Monday, October 4, 2010

Fire -

The Fire at Christchurch.
[Lyttelton Times, Feb. 4. (14?)]
Before the site of one fire has been rebuilt upon, the centre of Christchurch has again suffered severely from the devastating element. Only about six weeks have elapsed since four or five shops in High street were destroyed, and it is now to be recorded that Colombo street, in the very heart of the city, has had a serious gap made in its row of shops. On the present occasion the fire was first observed in the rear of Mr Tremayne's fruit shop and Messrs Peacock and Toomer's boot manufactory. The flames spread with great rapidity. The buildings in danger on the south side were those occupied by Mr Cooper, tailor, Mr Ravenhill, grocer, and Mr Thompkins, tinsmith, after which, Lichfield street cut off the communication southwards. These buildings were all of timber, and very inflammable.

On the north side the buildings in danger were a greengocery (sic) store and a grocer's shop, occupied by Mrs Atack, which are comparatively new buildings on the site of an old fire, and built with corrugated iron walls and roofs. Next to them, in a northerly direction, was Mr Withey's house and shop, built of brick.

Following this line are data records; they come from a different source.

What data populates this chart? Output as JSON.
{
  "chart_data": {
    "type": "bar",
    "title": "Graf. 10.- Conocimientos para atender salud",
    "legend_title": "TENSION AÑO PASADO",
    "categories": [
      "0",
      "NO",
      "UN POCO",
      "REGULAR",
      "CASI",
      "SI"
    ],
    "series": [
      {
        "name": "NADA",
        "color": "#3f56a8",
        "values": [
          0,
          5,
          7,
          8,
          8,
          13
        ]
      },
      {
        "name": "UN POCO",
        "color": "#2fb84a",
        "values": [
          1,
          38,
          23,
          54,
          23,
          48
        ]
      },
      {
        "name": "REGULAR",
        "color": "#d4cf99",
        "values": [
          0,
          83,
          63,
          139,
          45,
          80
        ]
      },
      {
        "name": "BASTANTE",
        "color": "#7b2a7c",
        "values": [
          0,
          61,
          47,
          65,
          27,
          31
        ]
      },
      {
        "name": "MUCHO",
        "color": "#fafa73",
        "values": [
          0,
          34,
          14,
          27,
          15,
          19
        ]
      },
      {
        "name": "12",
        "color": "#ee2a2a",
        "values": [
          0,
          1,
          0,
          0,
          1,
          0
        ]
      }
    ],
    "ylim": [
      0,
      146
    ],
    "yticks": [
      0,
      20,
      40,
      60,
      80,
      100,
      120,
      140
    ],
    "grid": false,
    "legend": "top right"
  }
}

In rear of the buildings there was a small cottage occupied by a Mrs Rice, and then a right-of-way, on the other side of which Mr Walker's photographic studio formed the first of a block of buildings. It will thus be seen that the fire, under ordinary circumstances, was from the first confined to about six six (sic) shops. The hand engine Dreadnought was first to appear, and was placed in position at, the Matheson's agency tank with one hose to the rear of the buildings. The hook and ladder plant soon after their positions, the Extinguisher at the Cathedral square tank, and the Deluge at Matheson's agency tank with fair promptitude. The two latter engines were not brought into play so quickly as they have been on some occasions, but still the delay was not very great. The Deluge was the first to commence pumping, and, to the credit of the engineer, it should be said that he had the water before the branch was fixed. By the time the three engines had got into play, eight buildings were on fire. The fire burned with unusual fierceness, on account of the age and dry state of the timber buildings, and within half-an-hour it was practically over. The whole of the premises particularised as within the boundaries named were totally destroyed, but were partially insured. The total damage may be estimated at from L3OOO to L4OOO.

Grey River Argus, Volume XII, Issue 1421, 19 February 1873, Page 3 and 4.